Neuroinformatics at Newcastle covers a range of topics from electrophysiology to neuroimaging. We are among the pioneers in connectome analysis and the establishment of large-scale neuroscience data management and analysis platforms. Our strength is a close collaboration between computational, experimental, and clinical researchers. Besides academic research, we have strong ties with industry and many of us are linked to local start-up companies. We hosted the £4m EPSRC-funded CARMEN project for managing and processing electrophysiology data, the £10m EPSRC/Wellcome Trust funded CANDO project for optogenetic stimulation in epilepsy patients and postgraduate degree programmes (Master in Neuroinformatics and Wellcome Trust 4-year PhD programme in Systems Neuroscience).

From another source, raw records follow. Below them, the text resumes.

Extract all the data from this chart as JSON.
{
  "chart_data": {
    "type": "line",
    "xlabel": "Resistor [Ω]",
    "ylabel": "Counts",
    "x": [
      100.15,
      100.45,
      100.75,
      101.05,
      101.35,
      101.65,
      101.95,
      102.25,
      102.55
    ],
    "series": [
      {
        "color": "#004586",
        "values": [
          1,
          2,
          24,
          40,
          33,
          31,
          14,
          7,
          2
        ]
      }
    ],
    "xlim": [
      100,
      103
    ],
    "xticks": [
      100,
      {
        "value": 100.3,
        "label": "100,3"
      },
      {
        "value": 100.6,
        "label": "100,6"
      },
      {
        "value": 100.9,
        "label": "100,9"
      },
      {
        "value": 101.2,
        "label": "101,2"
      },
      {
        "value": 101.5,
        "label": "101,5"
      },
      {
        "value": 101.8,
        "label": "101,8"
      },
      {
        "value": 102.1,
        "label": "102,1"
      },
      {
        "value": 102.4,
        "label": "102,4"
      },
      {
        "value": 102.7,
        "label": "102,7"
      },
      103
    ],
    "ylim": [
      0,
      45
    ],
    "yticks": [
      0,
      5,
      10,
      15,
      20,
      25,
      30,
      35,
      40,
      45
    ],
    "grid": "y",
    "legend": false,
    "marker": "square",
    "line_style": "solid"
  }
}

Connectomics and Neuroimaging
The set of connections in neural systems, now called the connectome, has attracted recent interest. Within the neuroanatomical network (structural connectivity), the nonlinear dynamics of neurons and neuronal populations result in patterns of statistical dependencies (functional connectivity) and causal interactions (effective connectivity), define three major modalities of complex neural systems. Newcastle researchers pioneered research into brain connectivity of the macaque, the cat, and the rat (Young, Nature, 1992). We were also part of the first major review on brain connectivity (Trends in Cognitive Sciences, 2004) and lead the UK INCF Special Interest Group in Image-based Neuroinformatics. We are active in studying the spatial and topological features of human brain connectivity and we develop new tools to characterise the modular and hierarchical organisation of neural networks.
Recent technological advances allow us to observe neural activity at high resolutions using optical imaging (cameras) or arrays with thousands of electrodes. Storing and analysing such large data sets poses several computational challenges. We therefore develop novel algorithms and tools, including advanced network analysis, to analyse physiological data. We developed a detailed simulation of cortical tissue that can reproduce experimental recordings in mammalian tissue. Such validated models are a starting point for testing optogenetic stimulation approaches (e.g. as part of the CANDO project) and pharmacological treatments.
Simulation of neural activity and development
It is now possible to simulate the activity and development of neural circuits at high levels of biological detail. We are leading the development of simulations of human brain network development (Human Green Brain Project). By using simulations of connectome development we want to understand the underlying mechanisms that lead to normal and pathological cognitive processing in healthy subjects and patients with neurodevelopmental disorders, respectively.
Our group leads the informatics activities of the neuroinformatics area across the University.